Um solche Zukunft in der Vergangenheit des Denkens geht es in den folgenden Versuchen. Und zwar soll die Anlage eines Denkens bei Brecht und Gramsci erkundet werden, dem letzterer den Namen einer Philosophie der Praxis gegeben hat. Begonnen wird bei der Philosophieauffassung und dem Verständnis von Handlungsfähigkeit, um nacheinander Fragen der theoretischen Philosophie, der Sprachphilosophie und der praktischen Philosophie durchzugehen.
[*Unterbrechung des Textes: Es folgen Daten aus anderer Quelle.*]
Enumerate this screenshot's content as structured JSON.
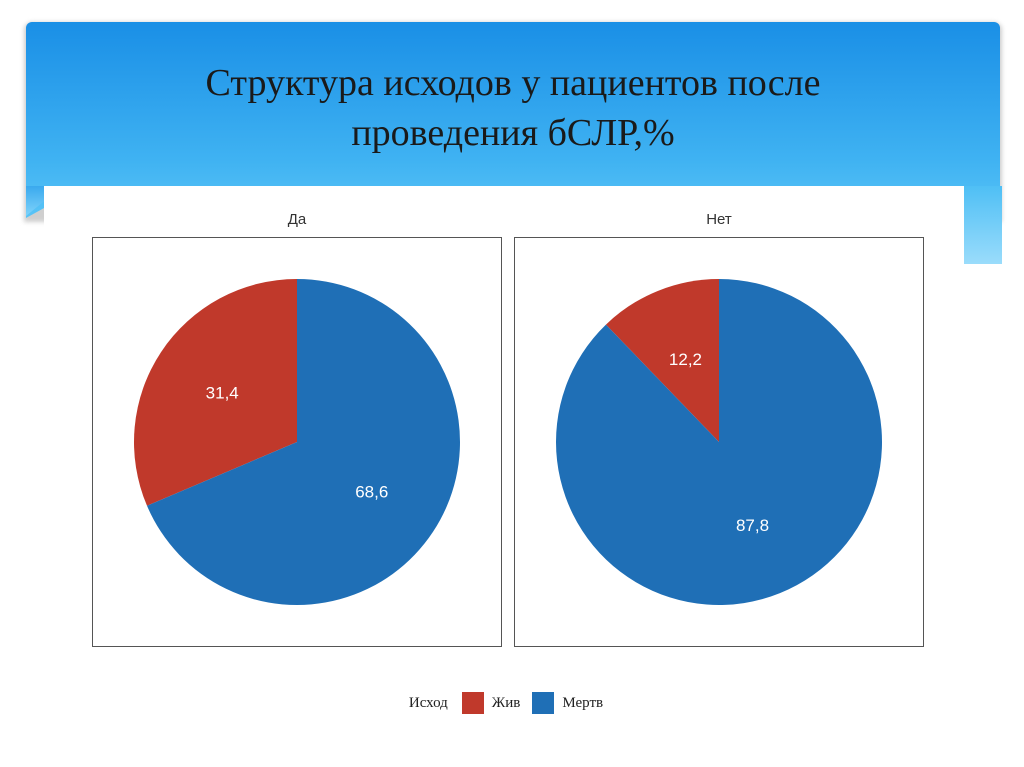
{
  "slide": {
    "title_line1": "Структура исходов у пациентов после",
    "title_line2": "проведения бСЛР,%"
  },
  "colors": {
    "banner": "#2ea3ee",
    "alive": "#c0392b",
    "dead": "#1f6fb6"
  },
  "chart_data": [
    {
      "type": "pie",
      "title": "Да",
      "labels": [
        "Жив",
        "Мертв"
      ],
      "values": [
        31.4,
        68.6
      ],
      "value_labels": [
        "31,4",
        "68,6"
      ],
      "colors": [
        "#c0392b",
        "#1f6fb6"
      ]
    },
    {
      "type": "pie",
      "title": "Нет",
      "labels": [
        "Жив",
        "Мертв"
      ],
      "values": [
        12.2,
        87.8
      ],
      "value_labels": [
        "12,2",
        "87,8"
      ],
      "colors": [
        "#c0392b",
        "#1f6fb6"
      ]
    }
  ],
  "legend": {
    "title": "Исход",
    "items": [
      "Жив",
      "Мертв"
    ],
    "placement": "bottom"
  }
}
Zu denken wagen - in der kurzen Geschichtszeit marxistischer Tradition hat es sich als nicht weniger gefährdet und selten herausgestellt als in der nach Jahrtausenden zählenden des Christentums oder des Islam. Brecht und Gramsci wagten zu denken, tasteten sich voran, erschlossen dem emanzipatorischen Denken und Handeln neue Räume und bildeten Elemente einer neuen Sprache. Ihr theoretisches Reflexionswerk blieb ihren Zeitgenossen mehr oder weniger verborgen. Gramscis Notizen, vom medizinischen Gutachter als pathologisches Dokument eingestuft, ruhten in der Asservatenkammer der Haftanstalt, später, durch Glücksumstände herausgekommen und außer Landes geschmuggelt, in einem Moskauer Archiv. Brecht verbarg den größten Teil seiner theoretischen Entwürfe und nahm für den veröffentlichten Teil die dichterische Lizenz in Anspruch, mit der traditionell eine Art politischer und theoretischer Unzurechnungsfähigkeit verbunden wird. Die selbst bei Brechts besten Schülern zu beobachtende Rückverwandlung des dichtenden Intellektuellen in die delphische Priesterin, den Seher und Weissager, der in einleuchtenden Rätseln und fremder Nähe spricht, lässt den unwahrscheinlichen Akt ahnen, in dem Brecht sich unfassbar machte durch - Verständlichkeit. Nachdem das, worum es bei dieser Verständlichkeit ging, vorerst gescheitert ist, trafen sie auf taube Ohren.
"In den Humanwissenschaften behauptet heute jeder von sich, Marxist zu sein", notierte Althusser 1968. Heute, nach dem Ende des "Kalten Krieges", in der postkommunistischen Situation, redet es sich nicht weniger gewiss vom "Tode des Marxismus". So redet es sich zumal auf deutsch. Der Zeitgeist brüstet sich seiner "Brecht-Müdigkeit", und selbst ein Habermas spricht vom "platten Materialismus" Brechts ...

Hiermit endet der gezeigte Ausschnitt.